According to calculations by NCUA employees, at least 73 credit unions suffered losses from CUSOs between 2007 and 2020, Harper said. The ultimate failure of 11 of these credit unions caused the stock insurance fund to lose $ 305 million. Combined with the losses caused by CUSO to credit unions that did not fail, the system’s total losses came to nearly $ 600 million, he said.

“My fear of future losses to the stock insurance fund is not hypothetical. It’s a fact, “said Todd Harper, chairman of the National Credit Union Administration, voting against the rule that allows credit unions to provide auto and payday loans.

But board member Rodney Hood said it was difficult to assess the correlation between the losses and the CUSOs, or even the causality in these particular cases.

Harper said the agency didn’t have to look far to find previous examples of CUSOs giving the NCUA a headache. One CUSO focused on corporate lending that went amok during the Great Recession, and the regulator eventually had to raise a $ 60 million line of credit to keep the credit union that owned it from failing , he said.

He added that earlier this year the NCUA was forced to liquidate a small credit union because of its troubled mortgage lending CUSO. “With this rule, I’m afraid we’ll open the door to similar situations in the future, but this time in the payday and auto loan business,” said Harper.

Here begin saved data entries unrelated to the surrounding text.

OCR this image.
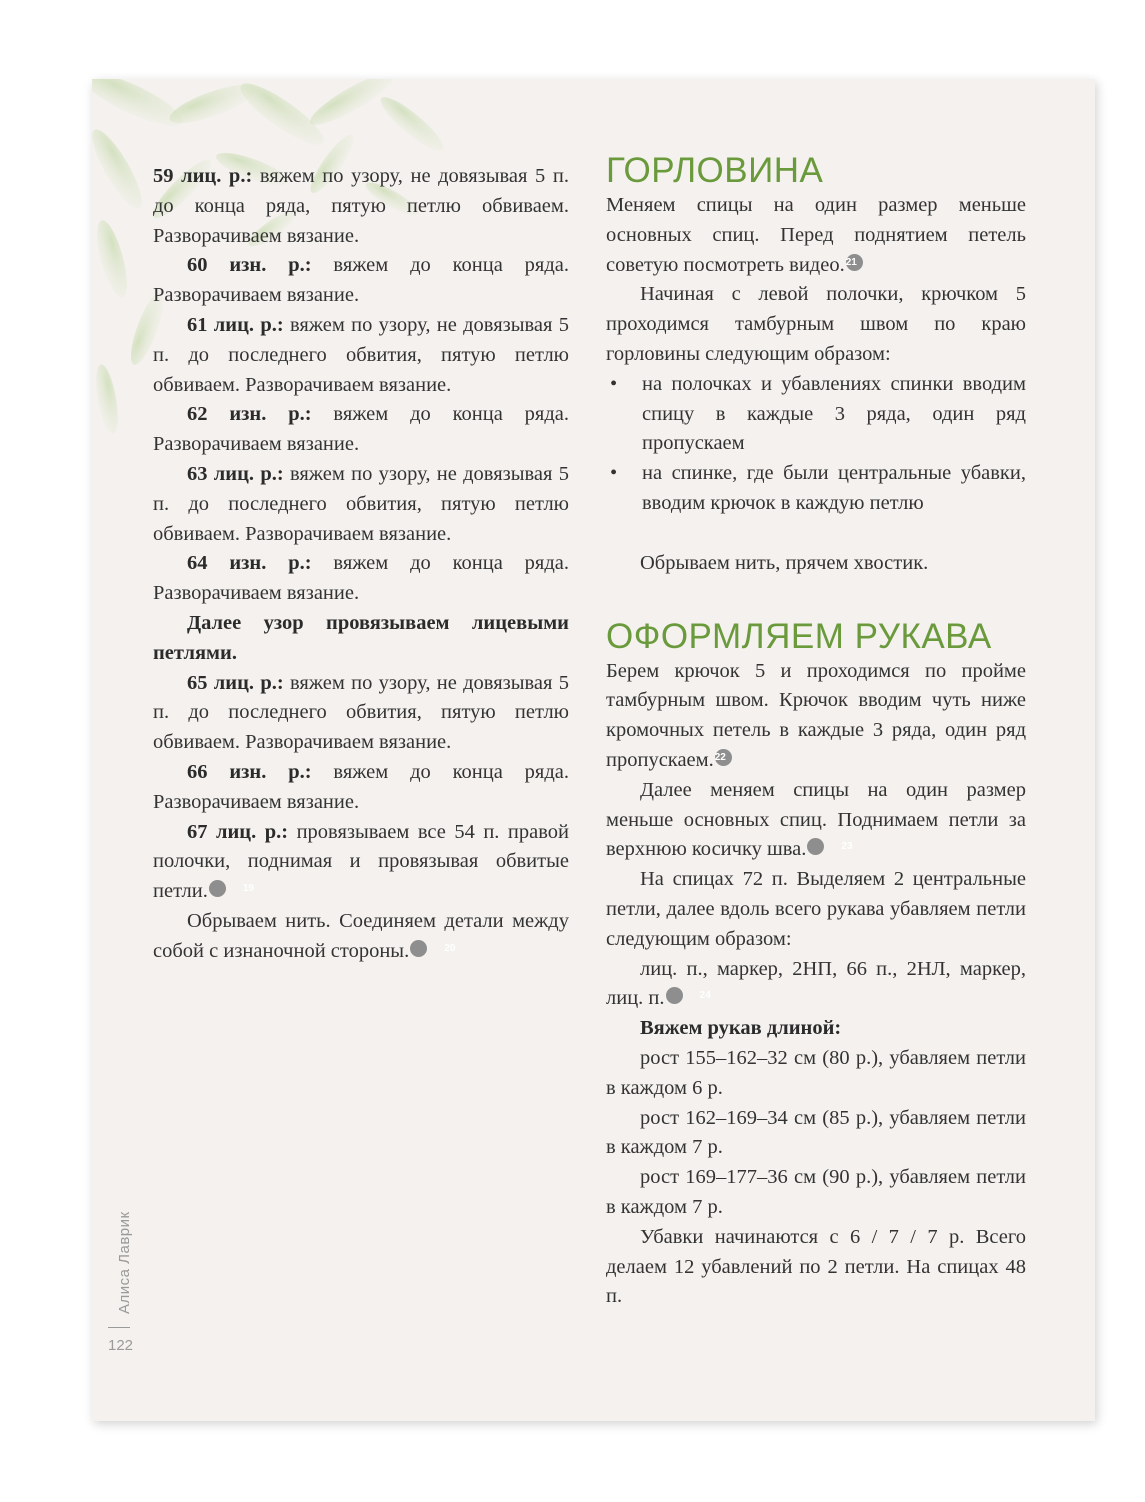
59 лиц. р.: вяжем по узору, не довязывая 5 п. до конца ряда, пятую петлю обвиваем. Разворачиваем вязание.

60 изн. р.: вяжем до конца ряда. Разворачиваем вязание.

61 лиц. р.: вяжем по узору, не довязывая 5 п. до последнего обвития, пятую петлю обвиваем. Разворачиваем вязание.

62 изн. р.: вяжем до конца ряда. Разворачиваем вязание.

63 лиц. р.: вяжем по узору, не довязывая 5 п. до последнего обвития, пятую петлю обвиваем. Разворачиваем вязание.

64 изн. р.: вяжем до конца ряда. Разворачиваем вязание.

Далее узор провязываем лицевыми петлями.

65 лиц. р.: вяжем по узору, не довязывая 5 п. до последнего обвития, пятую петлю обвиваем. Разворачиваем вязание.

66 изн. р.: вяжем до конца ряда. Разворачиваем вязание.

67 лиц. р.: провязываем все 54 п. правой полочки, поднимая и провязывая обвитые петли.	19

Обрываем нить. Соединяем детали между собой с изнаночной стороны.	20

ГОРЛОВИНА

Меняем спицы на один размер меньше основных спиц. Перед поднятием петель советую посмотреть видео.21

Начиная с левой полочки, крючком 5 проходимся тамбурным швом по краю горловины следующим образом:

• на полочках и убавлениях спинки вводим спицу в каждые 3 ряда, один ряд пропускаем
• на спинке, где были центральные убавки, вводим крючок в каждую петлю

Обрываем нить, прячем хвостик.

ОФОРМЛЯЕМ РУКАВА

Берем крючок 5 и проходимся по пройме тамбурным швом. Крючок вводим чуть ниже кромочных петель в каждые 3 ряда, один ряд пропускаем.22

Далее меняем спицы на один размер меньше основных спиц. Поднимаем петли за верхнюю косичку шва.	23

На спицах 72 п. Выделяем 2 центральные петли, далее вдоль всего рукава убавляем петли следующим образом:

лиц. п., маркер, 2НП, 66 п., 2НЛ, маркер, лиц. п.	24

Вяжем рукав длиной:

рост 155–162–32 см (80 р.), убавляем петли в каждом 6 р.

рост 162–169–34 см (85 р.), убавляем петли в каждом 7 р.

рост 169–177–36 см (90 р.), убавляем петли в каждом 7 р.

Убавки начинаются с 6 / 7 / 7 р. Всего делаем 12 убавлений по 2 петли. На спицах 48 п.

Алиса Лаврик
122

But Hood and NCUA vice chairman Kyle Hauptman said that allowing the CUSOs to grant auto loans would keep that business within the credit union system.

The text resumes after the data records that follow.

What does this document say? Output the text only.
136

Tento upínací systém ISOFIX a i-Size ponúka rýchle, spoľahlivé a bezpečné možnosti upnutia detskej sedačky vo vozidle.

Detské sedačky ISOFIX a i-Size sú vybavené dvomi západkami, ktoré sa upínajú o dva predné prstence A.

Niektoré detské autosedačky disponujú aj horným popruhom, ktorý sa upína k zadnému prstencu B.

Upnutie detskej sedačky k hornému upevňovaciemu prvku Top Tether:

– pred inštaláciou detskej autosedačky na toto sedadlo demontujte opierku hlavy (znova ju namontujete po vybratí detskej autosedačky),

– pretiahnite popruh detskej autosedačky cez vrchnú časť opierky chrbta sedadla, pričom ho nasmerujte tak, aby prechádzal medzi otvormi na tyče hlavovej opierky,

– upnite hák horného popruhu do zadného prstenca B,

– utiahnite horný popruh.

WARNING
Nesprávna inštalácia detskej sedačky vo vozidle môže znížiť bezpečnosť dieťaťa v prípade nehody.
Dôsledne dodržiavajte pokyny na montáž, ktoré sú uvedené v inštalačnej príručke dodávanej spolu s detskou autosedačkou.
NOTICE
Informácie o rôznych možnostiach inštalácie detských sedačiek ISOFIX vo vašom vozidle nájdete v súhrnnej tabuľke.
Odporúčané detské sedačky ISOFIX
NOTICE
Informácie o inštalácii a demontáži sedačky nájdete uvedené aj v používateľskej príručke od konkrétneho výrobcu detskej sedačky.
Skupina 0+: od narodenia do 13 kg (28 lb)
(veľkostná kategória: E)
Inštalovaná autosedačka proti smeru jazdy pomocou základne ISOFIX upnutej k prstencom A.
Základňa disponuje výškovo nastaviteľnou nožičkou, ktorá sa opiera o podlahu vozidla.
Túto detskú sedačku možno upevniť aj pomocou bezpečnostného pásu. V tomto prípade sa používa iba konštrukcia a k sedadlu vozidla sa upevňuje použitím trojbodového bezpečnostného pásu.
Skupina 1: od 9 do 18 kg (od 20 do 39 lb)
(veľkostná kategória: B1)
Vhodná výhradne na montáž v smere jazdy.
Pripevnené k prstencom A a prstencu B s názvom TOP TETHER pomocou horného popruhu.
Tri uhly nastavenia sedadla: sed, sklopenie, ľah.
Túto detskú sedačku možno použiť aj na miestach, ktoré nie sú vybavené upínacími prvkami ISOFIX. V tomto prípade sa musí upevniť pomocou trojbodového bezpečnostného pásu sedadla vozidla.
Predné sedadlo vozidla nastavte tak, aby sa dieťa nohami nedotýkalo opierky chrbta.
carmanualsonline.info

Consumers are now using their cell phones to compare the best car and finance without ever going to a dealer, Hauptman said. The pandemic has accelerated this trend, he said, and it could hurt some small credit unions if they are not also able to provide these loans.

“The technology and scale necessary to compete in an online consumer and auto marketplace is beyond the reach of most individual credit unions,” Hauptman said.

Hood agreed, saying that indirect auto loans are vital for credit unions, so the NCUA must provide them with the tools to scale and compete in the online marketplace.

“We can’t sit back and watch the automotive market develop without doing something about it,” he said.

The CUSO rule doesn’t go far enough, Hood said. He also wants CUSOs to be allowed to invest in fintechs.

These investments are critical to keeping the credit union system safe and sound over the long term, and so these institutions should partner with fintechs at the table, Hood said.

“Without investing in fintechs, there is a risk that the credit union system will stagnate in the years to come as the cooperative system has to respond to the changing dynamics,” he said. “And so should the industry regulator.”

Harper was not alone in his opposition to the CUSO rule.

The American Bankers Association said the rule creates more risk for consumers and the credit union industry by allowing the largest credit unions to expand into “high-risk forms” of lending without proper oversight from the NCUA.

“Banks, small credit unions and the NCUA chairman himself have raised concerns about this move, which will further undermine the character and purpose of the credit union charter,” said ABA spokesman Ian McKendry.

The NCUA said it received more than 1,000 letters on the rule, one of the largest public comments the agency has ever received.

Hood and Hauptman said CUSOs have been providing direct consumer credit for decades without negatively affecting credit unions. Without CUSOs, many credit unions – especially small ones – would not have been the size to compete in the mortgage, business, credit card, and student loan businesses.

But Harper, who had spoken out against the rule from the start of the trial in January, said the regulator had set its priorities wrong as the country continues to deal with the pandemic.

“In the current economic environment, the NCUA board should work to put rules in place, protect consumers, and prepare the system for the credit losses likely to come when the COVID-19 bailouts expire. This rule is not pandemic aid, ”said Harper.